Tutto!... tutto quello ch’esiste per gli uomini non è che la lor fantasia. Caro amico! fra le rupi la morte mi era spavento, e all’ombra di quel boschetto io avrei chiusi gli occhi volentieri in sonno eterno. Vestiamo la realtá a nostro modo; i nostri desidèri si vanno moltiplicando con le nostre idee, sudiamo per quello che vestito diversamente ci annoia, e le nostre passioni non sono, in fine del conto, che gli effetti delle nostre illusioni. Quanto mi sta d’intorno richiama al mio cuore quel dolce sogno della mia fanciullezza. Quante volte io scorreva teco queste campagne, aggrappandomi or a questo or a quell’arbuscello di frutta, immemore del passato, non curando che del presente, occupandomi sopra cose che la mia immaginazione ingrandiva e che dopo un’ora non esistevano piú, e riponendo tutte le mie speranze ne’ giuochi della prossima festa! Ma quel sogno è svanito! e chi m’assicura che in questo momento io non sogni? Ben tu, Padre della natura, tu che creasti il mio cuore, sai che sonno spaventevole è questo ch’io dormo; sai che non altro m’avanza fuorché il pianto e la morte.
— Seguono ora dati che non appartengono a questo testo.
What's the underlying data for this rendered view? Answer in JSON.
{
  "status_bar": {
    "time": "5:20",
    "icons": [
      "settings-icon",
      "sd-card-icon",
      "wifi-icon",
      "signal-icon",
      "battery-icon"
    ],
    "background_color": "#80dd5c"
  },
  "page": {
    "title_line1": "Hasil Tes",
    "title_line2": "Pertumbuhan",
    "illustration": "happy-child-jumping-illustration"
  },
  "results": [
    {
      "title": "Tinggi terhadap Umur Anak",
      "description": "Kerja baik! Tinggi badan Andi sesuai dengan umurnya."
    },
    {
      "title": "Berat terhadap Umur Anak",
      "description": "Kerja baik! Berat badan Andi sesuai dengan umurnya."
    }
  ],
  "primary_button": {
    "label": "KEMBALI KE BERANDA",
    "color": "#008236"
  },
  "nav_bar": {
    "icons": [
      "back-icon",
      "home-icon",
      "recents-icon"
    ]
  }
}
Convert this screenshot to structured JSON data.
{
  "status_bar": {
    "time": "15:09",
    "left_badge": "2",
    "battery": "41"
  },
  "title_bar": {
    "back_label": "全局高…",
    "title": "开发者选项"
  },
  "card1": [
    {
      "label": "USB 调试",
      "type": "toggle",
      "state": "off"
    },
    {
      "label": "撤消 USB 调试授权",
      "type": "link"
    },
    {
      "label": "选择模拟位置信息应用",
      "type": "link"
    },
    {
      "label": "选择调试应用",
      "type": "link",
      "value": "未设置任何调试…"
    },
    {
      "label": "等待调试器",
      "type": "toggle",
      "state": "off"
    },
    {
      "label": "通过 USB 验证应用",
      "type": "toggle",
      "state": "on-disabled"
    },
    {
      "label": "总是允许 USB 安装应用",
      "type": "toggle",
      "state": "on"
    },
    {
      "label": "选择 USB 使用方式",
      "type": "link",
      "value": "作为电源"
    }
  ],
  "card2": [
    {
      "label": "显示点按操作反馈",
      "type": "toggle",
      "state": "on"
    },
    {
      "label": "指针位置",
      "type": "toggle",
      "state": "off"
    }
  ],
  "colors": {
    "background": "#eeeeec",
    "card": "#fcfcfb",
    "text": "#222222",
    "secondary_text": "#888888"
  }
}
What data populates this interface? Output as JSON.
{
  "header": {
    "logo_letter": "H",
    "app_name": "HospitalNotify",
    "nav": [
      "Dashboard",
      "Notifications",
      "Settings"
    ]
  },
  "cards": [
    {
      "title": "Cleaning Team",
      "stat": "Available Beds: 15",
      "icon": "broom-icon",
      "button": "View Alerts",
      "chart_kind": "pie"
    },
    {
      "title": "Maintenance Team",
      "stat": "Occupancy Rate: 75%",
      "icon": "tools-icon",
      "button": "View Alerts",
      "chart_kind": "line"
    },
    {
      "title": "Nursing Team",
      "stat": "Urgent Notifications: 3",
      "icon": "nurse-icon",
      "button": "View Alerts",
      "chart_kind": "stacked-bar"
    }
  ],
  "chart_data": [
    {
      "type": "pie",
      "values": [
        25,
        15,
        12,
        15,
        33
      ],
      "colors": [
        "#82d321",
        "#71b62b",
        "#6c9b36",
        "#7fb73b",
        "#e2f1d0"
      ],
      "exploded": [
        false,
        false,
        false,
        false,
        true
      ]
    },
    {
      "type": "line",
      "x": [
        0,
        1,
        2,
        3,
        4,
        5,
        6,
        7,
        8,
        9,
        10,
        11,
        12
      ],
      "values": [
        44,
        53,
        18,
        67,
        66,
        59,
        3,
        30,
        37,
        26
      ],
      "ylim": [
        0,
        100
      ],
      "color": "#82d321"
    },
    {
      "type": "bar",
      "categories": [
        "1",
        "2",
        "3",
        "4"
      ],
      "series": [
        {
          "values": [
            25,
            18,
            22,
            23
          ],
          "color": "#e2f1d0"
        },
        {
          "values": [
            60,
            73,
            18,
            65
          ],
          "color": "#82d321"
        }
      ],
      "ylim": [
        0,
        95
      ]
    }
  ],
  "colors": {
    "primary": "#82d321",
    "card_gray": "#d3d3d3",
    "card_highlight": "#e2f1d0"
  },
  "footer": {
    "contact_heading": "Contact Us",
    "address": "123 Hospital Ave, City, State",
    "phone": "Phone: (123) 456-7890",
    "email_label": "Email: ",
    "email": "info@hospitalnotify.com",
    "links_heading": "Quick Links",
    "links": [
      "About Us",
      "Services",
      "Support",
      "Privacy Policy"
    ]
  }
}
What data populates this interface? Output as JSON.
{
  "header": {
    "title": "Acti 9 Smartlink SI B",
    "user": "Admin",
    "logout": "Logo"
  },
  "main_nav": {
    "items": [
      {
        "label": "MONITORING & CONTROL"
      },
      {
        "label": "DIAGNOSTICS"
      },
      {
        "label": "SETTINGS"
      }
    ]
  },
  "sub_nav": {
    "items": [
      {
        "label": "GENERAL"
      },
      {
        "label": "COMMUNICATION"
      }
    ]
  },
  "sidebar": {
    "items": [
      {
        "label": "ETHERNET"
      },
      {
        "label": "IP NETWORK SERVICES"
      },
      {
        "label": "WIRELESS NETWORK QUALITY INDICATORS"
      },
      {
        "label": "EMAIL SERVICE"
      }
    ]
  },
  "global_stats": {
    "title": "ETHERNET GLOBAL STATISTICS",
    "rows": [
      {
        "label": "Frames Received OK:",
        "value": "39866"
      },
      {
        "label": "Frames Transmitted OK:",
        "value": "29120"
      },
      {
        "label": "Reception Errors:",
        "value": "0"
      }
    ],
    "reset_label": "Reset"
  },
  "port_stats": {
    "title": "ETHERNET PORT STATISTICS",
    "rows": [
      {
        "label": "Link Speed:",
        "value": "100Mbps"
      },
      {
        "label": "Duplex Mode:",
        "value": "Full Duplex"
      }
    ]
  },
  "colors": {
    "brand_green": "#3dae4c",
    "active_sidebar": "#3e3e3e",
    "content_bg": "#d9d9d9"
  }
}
Così vaneggio! Cangio voti e pensieri, e quanto la natura è piú bella tanto piú vorrei vederla vestita a lutto. E veramente pare che oggi il cielo m’abbia esaudito. Nel verno passato io era felice; quando la natura dormiva mortalmente, la mia anima era tranquilla!... Ed ora?

Eppur traggo conforto della speranza di essere compianto. Su l’aurora della vita non vedrò forse il meriggio; ma la mia sepoltura sará bagnata dalle tue lagrime..., dalle lagrime di quella donna celeste. E chi mai cede a un’eterna obblivione questa cara e travagliata esistenza? Chi mai vide per l’ultima volta i raggi del sole, chi salutò la natura per sempre, chi abbandonò i suoi diletti, le sue speranze, i suoi inganni, i suoi stessi dolori, senza lasciar dietro a sé un desiderio, un sospiro, uno sguardo? Le persone a noi care, che ci sopravivono, sono parte di noi.